Editor: Rahmat Jabaril
Perancang Sampul: Terra Brajaghosa
Kompugrafi: meja malam design
Penerbit: Resist Book
Cetakan: Pertama, Januari 2007
Jumlah. Hal: xxvi + 164 halaman
ISBN: 979-1097-34-8
Sebenarnya persoalan yang menjerat pendidikan
tidak hanya ongkosnya yang kian membumbung, melainkan juga kualitasnya yang
sungguh memprihatinkan. Tidak hanya kurikulum yang acap berganti, melainkan
metode pengajaran yang semata mengandalkan pada penghapalan atau sistem bank.

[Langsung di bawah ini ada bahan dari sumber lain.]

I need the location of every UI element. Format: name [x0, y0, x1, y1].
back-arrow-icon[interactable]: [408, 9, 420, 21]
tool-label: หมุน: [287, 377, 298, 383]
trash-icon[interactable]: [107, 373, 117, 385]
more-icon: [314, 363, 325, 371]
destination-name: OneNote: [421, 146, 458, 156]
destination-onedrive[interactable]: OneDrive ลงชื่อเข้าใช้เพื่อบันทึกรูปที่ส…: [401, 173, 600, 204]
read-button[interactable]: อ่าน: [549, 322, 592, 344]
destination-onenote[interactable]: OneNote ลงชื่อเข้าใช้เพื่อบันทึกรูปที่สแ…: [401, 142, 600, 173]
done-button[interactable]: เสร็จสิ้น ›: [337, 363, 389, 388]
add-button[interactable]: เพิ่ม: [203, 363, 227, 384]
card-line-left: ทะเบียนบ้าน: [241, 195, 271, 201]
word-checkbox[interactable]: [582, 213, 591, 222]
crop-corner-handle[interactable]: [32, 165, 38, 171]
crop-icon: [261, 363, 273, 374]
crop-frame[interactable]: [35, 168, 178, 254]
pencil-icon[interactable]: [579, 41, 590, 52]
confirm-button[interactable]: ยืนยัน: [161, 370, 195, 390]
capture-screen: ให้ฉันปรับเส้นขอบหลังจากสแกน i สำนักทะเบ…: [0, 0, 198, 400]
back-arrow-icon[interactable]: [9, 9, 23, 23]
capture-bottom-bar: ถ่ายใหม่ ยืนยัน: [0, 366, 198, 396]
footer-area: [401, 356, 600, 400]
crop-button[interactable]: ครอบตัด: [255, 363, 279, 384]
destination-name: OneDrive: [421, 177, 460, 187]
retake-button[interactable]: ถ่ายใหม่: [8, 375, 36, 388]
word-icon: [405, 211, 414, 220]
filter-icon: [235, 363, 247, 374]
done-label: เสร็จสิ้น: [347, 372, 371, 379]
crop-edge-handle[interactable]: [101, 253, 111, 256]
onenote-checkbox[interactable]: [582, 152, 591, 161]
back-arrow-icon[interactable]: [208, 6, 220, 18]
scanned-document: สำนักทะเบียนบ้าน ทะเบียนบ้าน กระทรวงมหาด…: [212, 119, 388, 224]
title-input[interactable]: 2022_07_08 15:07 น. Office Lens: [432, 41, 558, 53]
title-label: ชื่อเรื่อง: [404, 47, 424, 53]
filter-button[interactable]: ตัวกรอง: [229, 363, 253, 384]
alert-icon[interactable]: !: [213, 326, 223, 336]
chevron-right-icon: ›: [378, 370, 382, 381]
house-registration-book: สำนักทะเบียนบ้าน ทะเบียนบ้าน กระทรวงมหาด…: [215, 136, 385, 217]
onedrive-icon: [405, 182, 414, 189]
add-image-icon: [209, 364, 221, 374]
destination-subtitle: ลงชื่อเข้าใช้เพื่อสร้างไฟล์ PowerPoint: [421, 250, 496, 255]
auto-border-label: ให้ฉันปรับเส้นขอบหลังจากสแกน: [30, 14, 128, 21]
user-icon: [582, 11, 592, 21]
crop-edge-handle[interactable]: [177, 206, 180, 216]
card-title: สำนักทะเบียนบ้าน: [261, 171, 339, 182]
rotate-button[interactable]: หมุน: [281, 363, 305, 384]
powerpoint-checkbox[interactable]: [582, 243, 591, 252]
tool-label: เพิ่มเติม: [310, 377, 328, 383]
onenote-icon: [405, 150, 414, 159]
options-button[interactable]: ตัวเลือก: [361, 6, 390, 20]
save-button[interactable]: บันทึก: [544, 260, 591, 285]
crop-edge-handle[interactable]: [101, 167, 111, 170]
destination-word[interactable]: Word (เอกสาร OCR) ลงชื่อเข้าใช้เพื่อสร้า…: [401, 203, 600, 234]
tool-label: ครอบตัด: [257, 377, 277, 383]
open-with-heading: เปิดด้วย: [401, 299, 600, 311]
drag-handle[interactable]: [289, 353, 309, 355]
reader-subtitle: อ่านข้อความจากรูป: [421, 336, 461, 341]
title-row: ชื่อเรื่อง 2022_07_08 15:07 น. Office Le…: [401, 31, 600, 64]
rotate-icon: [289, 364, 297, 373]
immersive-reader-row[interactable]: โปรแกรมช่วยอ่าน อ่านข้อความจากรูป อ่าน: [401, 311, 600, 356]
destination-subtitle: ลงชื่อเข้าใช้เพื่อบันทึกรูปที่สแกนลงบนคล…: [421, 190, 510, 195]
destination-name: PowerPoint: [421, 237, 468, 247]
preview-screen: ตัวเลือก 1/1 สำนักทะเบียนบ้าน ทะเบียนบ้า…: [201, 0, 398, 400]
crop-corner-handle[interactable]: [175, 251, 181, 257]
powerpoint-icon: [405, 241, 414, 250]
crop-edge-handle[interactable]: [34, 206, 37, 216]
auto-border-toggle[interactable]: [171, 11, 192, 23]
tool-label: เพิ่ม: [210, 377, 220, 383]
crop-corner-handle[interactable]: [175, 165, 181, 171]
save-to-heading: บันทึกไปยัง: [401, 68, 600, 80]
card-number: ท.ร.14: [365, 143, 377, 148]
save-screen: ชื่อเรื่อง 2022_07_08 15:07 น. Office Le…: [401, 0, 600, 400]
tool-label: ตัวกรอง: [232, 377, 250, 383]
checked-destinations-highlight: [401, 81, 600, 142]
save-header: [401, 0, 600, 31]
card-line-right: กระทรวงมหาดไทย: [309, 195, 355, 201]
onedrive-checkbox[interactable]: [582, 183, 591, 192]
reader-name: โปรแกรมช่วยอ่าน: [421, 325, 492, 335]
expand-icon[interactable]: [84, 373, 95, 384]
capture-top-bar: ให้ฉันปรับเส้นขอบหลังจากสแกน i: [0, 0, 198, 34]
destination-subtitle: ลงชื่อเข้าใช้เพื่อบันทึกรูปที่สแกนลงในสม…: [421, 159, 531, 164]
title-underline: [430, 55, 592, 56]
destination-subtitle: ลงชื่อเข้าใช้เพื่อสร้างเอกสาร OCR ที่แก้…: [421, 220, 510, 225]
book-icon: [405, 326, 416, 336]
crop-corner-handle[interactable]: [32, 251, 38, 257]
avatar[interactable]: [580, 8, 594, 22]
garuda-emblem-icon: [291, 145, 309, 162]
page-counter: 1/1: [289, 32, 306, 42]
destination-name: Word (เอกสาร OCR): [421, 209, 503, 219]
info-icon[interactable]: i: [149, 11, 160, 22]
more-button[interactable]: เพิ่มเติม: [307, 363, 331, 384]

Alih-alin “membebaskan”, metode pendidikan macam itu malah membodohi murid,
menumpulkan daya kritis dan mengkerdilkan daya kreatif. Menjawab
persoalan-persoalan itu, sebuah metode pendidikan alternatif ditawarkan. Dalam
konsep itu, murid tidak hanya duduk tenang di balik meja dan dicekoki dengan
segala macam pelajaran yang membuat mereka menjadi dalam istilah Romo
Mangunbeo-beo hapalan, tapi langsung dihadapkan pada persoalan-persoalan yang
ada di lingkungan sekitarnya. Buku ini 
merupakan catatan-catatan kritis anak-anak, hasil dari penerapan metode
belajar mengajar yang mengedepankan konsep aksesibilitas tersebut.Persoalan di
lingkungn sekitar mereka yang diangkat adalah Observatorium Bosscha yang saat
ini nasibnya sama dengan para PKL, tengah menghadapi ancaman tergusur oleh
pembangunan yang kapitalistik.
Cara
penanggulangan agar Bosscha tetap ada adalah dengan cara: tidak membangun
gedung-gedung besar misalnya hotel, tidam membangun pabrik-pabrik dan agar
melarang kendaraan-kendaraan besar melintas di area Observatorium Bosscha.
Rahma
(SD Pelesiran II)
…Tidak
mengherankan apabila setingkat itu, anak-anak itu bisa melihat kerusakan
lingkungan yang selama ini ditutup-tutupi oleh Negara
Rahmat
Jabaril (Komunitas Taboo)
***
Ketika bercerita
tentang ilmu, maka sesungguhnya semua orang adalah guru dan semua tempat adalah
sekolah. Usia seseorang yang lebih muda tidak berarti tidak ada apapun yang
bisa kita pelajari darinya. Karena pada dasarnya cara seseorang memandang
sesuatu bisa saja unik. Apatah lagi anak-anak. Mereka memandang sesuatu
berdasarkan rasa ingin tahu dan kepolosan. Belum banyak perasaan skeptis dan
kecewa yang mereka kecap hingga mengkerdilkan optimisme mereka.
Hal inilah yang
akan ditemukan saat membaca buku Selamatkan
Bossha!
ini. Dalam buku ini kita disuguhi tentang bagaimana anak-anak
mengolah informasi yang mereka dapatkan kemudian mencoba mentransfernya menjadi
sebuah tulisan. Dengan gaya bahasa khas kanak-kanak mereka mencoba menceritakan
tentang apa yang mereka dapatkan dalam kunjungan mereka ke Observatorium
Bosscha. Tata bahasa yang berantakan tidak lantas membuat penuturan mereka
sulit dipahami. Sebaliknya menjadi sebuah kelucuan tersendiri.

Sejujurnya ada
rasa kagum yang terbesit. Anak-anak SD ini bisa membuat tulisan yang sebenarnya
cukup serius dan mengandung banyak informasi. Dari tulisannya ada beberapa
anak-anak yang mencari informasi lebih lengkap sehingga tulisannya menjadi
terasa cukup serius. Dengan itu terlihat bahwa ada kesungguhan di sana.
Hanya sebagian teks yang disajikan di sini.